As the results of our faith sharing on the priesthood from the different barangays came in, I felt some what intrigued and at the same time amused by the results. It intrigued me because I never really expected that the lay expectations from priests are so simple and so practical so that I am led to conclude that our people are not so demanding as we thought them to be. I even told one group “Why haven’t you told us this before, that you expect us to be like this - simple wants, simple desires, simple dreams for your priests?” And she answered, “Father, we’re afraid you will take it as an affront to your person.” The results show that a lot of dialogue has still to take place between priest and lay so that collaboration and co-responsibility in the church will work.

I also said that the results amused me for the reason that I for my part in trying to become more efficient in my service to the people, am trodding the wrong way.
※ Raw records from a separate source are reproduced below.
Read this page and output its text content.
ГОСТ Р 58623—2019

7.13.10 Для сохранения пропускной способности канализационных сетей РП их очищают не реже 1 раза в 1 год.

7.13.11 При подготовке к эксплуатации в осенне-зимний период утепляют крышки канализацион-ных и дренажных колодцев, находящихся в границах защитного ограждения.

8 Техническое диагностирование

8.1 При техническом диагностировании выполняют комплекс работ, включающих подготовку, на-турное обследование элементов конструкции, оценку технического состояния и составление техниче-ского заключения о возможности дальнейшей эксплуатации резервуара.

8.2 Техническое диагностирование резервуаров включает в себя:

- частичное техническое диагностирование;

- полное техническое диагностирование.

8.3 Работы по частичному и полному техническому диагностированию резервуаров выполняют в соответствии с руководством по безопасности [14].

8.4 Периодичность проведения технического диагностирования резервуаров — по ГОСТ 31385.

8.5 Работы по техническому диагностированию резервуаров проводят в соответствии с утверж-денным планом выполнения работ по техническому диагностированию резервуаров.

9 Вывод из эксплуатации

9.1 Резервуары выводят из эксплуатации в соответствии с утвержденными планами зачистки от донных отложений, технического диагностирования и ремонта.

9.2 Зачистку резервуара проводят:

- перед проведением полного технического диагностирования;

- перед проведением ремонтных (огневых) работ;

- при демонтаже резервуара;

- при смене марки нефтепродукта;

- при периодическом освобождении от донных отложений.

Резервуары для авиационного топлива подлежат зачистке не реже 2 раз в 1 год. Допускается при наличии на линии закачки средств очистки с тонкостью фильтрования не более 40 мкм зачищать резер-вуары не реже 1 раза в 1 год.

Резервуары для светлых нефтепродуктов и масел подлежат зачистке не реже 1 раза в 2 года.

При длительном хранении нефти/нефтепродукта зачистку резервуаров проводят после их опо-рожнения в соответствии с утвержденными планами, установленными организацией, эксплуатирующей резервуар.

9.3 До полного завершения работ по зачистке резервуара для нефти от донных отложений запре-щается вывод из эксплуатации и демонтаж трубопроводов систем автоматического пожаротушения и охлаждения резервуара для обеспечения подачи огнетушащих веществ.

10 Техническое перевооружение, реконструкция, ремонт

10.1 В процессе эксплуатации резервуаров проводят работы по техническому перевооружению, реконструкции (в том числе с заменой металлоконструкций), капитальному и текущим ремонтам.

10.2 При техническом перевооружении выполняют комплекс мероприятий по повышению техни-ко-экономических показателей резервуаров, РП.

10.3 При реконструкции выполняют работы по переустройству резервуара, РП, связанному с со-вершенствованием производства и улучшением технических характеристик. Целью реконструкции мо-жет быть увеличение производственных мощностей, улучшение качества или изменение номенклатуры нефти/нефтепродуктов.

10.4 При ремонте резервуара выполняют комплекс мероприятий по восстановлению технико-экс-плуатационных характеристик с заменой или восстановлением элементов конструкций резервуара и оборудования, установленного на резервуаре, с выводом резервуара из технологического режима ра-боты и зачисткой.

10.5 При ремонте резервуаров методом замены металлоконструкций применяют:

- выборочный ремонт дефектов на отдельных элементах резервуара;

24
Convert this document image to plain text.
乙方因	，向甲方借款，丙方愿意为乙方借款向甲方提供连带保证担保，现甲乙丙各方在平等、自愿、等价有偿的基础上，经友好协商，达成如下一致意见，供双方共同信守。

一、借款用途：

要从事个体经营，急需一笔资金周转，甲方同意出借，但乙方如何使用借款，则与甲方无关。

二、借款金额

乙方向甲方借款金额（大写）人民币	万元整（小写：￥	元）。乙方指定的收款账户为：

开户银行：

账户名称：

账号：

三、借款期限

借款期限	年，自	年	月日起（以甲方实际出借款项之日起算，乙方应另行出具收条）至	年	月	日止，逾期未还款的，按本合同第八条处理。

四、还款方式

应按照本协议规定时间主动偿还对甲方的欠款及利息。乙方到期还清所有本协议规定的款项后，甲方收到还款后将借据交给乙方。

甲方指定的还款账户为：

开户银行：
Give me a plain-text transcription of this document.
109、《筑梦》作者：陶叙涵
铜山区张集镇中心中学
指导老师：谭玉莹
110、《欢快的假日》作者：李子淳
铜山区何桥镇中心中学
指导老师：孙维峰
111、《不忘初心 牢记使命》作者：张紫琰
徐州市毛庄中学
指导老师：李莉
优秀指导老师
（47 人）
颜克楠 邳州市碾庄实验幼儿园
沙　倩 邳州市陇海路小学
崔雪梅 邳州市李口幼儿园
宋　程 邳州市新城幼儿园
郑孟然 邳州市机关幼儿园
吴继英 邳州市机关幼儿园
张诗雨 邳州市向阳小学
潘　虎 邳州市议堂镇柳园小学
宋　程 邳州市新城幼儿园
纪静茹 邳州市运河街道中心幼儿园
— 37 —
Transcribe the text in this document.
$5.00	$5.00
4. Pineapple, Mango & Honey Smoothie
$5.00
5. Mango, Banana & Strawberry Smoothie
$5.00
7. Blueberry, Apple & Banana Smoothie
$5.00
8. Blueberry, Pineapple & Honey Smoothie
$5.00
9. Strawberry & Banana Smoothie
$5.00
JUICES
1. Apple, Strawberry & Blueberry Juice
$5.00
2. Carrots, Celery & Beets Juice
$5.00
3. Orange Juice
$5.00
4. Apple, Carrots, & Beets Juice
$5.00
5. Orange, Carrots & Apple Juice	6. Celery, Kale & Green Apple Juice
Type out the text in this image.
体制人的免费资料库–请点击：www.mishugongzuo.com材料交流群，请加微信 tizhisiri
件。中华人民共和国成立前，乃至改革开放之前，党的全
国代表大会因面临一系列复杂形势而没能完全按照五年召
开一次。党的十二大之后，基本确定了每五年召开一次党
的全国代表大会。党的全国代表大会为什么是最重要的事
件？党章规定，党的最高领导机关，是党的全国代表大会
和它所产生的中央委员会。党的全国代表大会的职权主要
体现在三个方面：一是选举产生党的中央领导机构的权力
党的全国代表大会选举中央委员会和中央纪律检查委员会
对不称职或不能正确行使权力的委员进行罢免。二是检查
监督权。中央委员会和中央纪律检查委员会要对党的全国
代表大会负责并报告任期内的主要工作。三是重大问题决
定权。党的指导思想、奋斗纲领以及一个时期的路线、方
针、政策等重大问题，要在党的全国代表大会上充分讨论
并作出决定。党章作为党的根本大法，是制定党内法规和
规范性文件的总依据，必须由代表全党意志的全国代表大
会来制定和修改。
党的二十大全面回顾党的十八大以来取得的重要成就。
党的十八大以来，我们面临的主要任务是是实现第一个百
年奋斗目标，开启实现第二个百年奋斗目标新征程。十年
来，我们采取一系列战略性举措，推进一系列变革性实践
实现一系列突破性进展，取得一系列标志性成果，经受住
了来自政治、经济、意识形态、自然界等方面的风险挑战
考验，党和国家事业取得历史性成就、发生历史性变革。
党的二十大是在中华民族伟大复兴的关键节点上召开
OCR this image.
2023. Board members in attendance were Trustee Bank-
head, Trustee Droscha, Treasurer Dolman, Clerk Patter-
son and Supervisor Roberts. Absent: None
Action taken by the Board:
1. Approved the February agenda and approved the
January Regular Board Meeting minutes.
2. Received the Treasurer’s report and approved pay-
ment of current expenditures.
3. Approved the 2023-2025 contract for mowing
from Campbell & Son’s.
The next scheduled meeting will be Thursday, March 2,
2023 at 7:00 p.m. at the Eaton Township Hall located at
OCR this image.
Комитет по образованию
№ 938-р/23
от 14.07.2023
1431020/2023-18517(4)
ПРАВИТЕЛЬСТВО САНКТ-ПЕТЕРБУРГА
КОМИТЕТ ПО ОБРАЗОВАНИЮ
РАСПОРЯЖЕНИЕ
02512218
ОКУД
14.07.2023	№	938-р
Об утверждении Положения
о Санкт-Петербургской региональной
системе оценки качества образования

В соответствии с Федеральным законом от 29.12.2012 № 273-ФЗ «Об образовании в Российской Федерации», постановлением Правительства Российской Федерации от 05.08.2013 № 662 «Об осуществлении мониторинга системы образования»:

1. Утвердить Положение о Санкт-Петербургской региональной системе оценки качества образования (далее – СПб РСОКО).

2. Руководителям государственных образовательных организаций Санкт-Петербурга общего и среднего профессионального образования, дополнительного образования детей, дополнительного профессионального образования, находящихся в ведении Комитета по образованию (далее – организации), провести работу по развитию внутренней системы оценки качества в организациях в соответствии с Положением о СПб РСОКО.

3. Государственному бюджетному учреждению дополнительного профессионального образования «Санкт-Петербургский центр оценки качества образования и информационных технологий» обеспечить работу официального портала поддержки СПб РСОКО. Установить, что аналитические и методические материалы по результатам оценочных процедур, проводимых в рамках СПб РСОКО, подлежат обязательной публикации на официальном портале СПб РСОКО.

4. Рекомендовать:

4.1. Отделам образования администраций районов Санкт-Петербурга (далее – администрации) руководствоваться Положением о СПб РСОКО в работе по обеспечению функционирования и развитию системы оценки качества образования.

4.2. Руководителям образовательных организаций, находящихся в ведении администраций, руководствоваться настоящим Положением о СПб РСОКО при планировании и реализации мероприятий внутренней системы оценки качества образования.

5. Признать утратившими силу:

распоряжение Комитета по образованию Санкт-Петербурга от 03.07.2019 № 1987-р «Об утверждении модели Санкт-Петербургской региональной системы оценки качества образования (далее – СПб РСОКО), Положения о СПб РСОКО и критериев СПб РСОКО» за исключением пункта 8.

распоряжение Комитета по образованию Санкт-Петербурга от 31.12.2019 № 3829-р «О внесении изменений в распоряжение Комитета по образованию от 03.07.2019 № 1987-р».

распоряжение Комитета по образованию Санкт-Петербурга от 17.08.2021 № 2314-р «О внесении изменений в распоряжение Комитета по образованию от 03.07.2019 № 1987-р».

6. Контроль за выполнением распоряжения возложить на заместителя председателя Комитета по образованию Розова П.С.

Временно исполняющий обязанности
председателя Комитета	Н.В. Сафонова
Blame it on the sophistication which my theology years learning about theories on pastoral ministry implanted on me which I should say, only muddled the simplicity of my call. In the results I found out that what our people want from our priest is that we become shepherds - where presence is important, where availabity especially during crisis moments or emergencies are momentous and where relationships are meaningful. Shepherds - this is what people want and expect from their priests - not theologians, not efficient managers sitting behind their desks, but shepherds.

For this I would like to thank the people, especially our faith sharing groups whose simplicity of heart has taught me to appreciate my own priesthood. I am ever more challenged and made courageous.

In this issue we have with us once more Cynch Baga who writes about the importance of relationships and friendships of priests especially among women - which in our survey is of primordial importance to our parishioners. We hope that this issue will both benefit us priests and our lay women whose collaborative work demands healthy friendships in a celibate fashion - a friendship that could either bring much fruit to the community and to the priest’s pastoral ministry or to its failure.